In Kenya, supporters from several political parties disrupted voting in primaries, discontent with missing names from registers, methods used for selecting candidates, and voting irregularities. In neighboring Somalia, Al Shabaab militants clashed with government and international forces, with a 186% increase in violence in the Bakool region as flagged by ACLED’s Subnational Surge or Threat Tracker. Militants claimed attacks on government officials at the Villa Hargeisa complex in Banadir and near Xaanshooley village in Middle Shabelle, leaving two officials injured and two soldiers killed. A suicide bombing left four people killed in Mogadishu during a meeting between a police commander and members of Dhulbahante clan. Special forces carried out operations against Al Shabaab militants at hideouts in Galgaduud and Mudug in Galmudug state, with forces regaining multiple territories.
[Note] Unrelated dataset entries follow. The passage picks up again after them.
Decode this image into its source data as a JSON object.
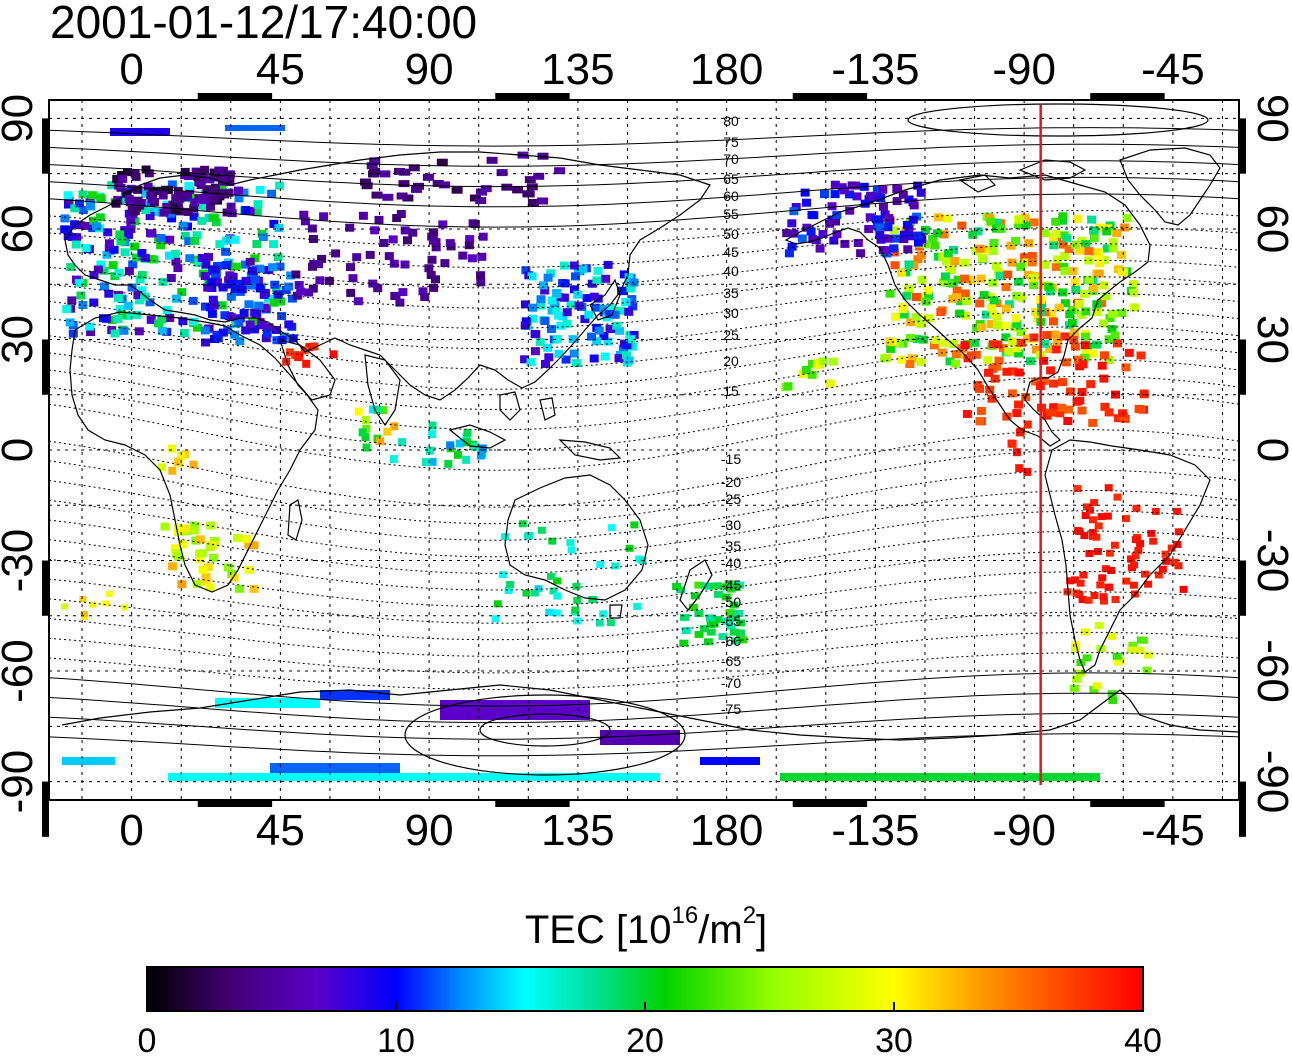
{
  "title": "2001-01-12/17:40:00",
  "map": {
    "lon_ticks_top": [
      "0",
      "45",
      "90",
      "135",
      "180",
      "-135",
      "-90",
      "-45"
    ],
    "lon_ticks_bottom": [
      "0",
      "45",
      "90",
      "135",
      "180",
      "-135",
      "-90",
      "-45"
    ],
    "lat_ticks_left": [
      "90",
      "60",
      "30",
      "0",
      "-30",
      "-60",
      "-90"
    ],
    "lat_ticks_right": [
      "90",
      "60",
      "30",
      "0",
      "-30",
      "-60",
      "-90"
    ],
    "lon_range": [
      -25,
      335
    ],
    "lat_range": [
      -95,
      95
    ],
    "contour_labels_north": [
      "80",
      "75",
      "70",
      "65",
      "60",
      "55",
      "50",
      "45",
      "40",
      "35",
      "30",
      "25",
      "20",
      "15"
    ],
    "contour_labels_south": [
      "-15",
      "-20",
      "-25",
      "-30",
      "-35",
      "-40",
      "-45",
      "-50",
      "-55",
      "-60",
      "-65",
      "-70",
      "-75"
    ],
    "meridian_line_lon": 275,
    "meridian_line_color": "#e8141a",
    "coastline_color": "#000000"
  },
  "colorbar": {
    "label_main": "TEC  [10",
    "label_exp1": "16",
    "label_mid": "/m",
    "label_exp2": "2",
    "label_end": "]",
    "ticks": [
      "0",
      "10",
      "20",
      "30",
      "40"
    ],
    "range": [
      0,
      40
    ],
    "colors": [
      "#000000",
      "#40006e",
      "#5a00c8",
      "#0000ff",
      "#0096ff",
      "#00ffff",
      "#00e096",
      "#00d200",
      "#96ff00",
      "#ffff00",
      "#ff9600",
      "#ff4600",
      "#ff0000"
    ]
  }
}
In Sudan, presumed Rizeigat armed pastoralists clashed with a Masalit militia in Kreinik town in the volatile West Darfur state. The fighting followed an attack against pastoralists, with clashes escalating to other parts of the state, leaving scores killed and thousands displaced (Al Jazeera, 24 April 2022). An increase of 126% in violence in West Darfur was flagged by ACLED’s Subnational Threat Tracker. In South Sudan, violence continued within Unity state, with suspected youth from Leer county accused of attacking civilians in Mayendit county. Ongoing violence by armed youth militias in Leer, Mayendit, and Koch counties resulted in dozens of fatalities in recent months (UNMISS, 25 April 2022), likely a proxy war between the government and Sudan People’s Liberation Movement – In Opposition (SPLM-IO) rebels, with forces from the SPLM-IO Kitgweng faction expanding their presence at the expense of SPLM-IO rebels loyal to Riek Machar (Juba Echo, 14 February 2022). In Upper Nile state, government forces and SPLM-IO rebels accused each other of attacks in Maban county. The leader of SPLM-IO Kitgweng recalled his advance team from Juba due to delays in the implementation of the Khartoum Peace Agreement and the exclusion of Kitgweng forces in recent appointments for senior security positions (Radio Tamazuj, 19 April 2022), in a move that portends further instability in Unity and Upper Nile states.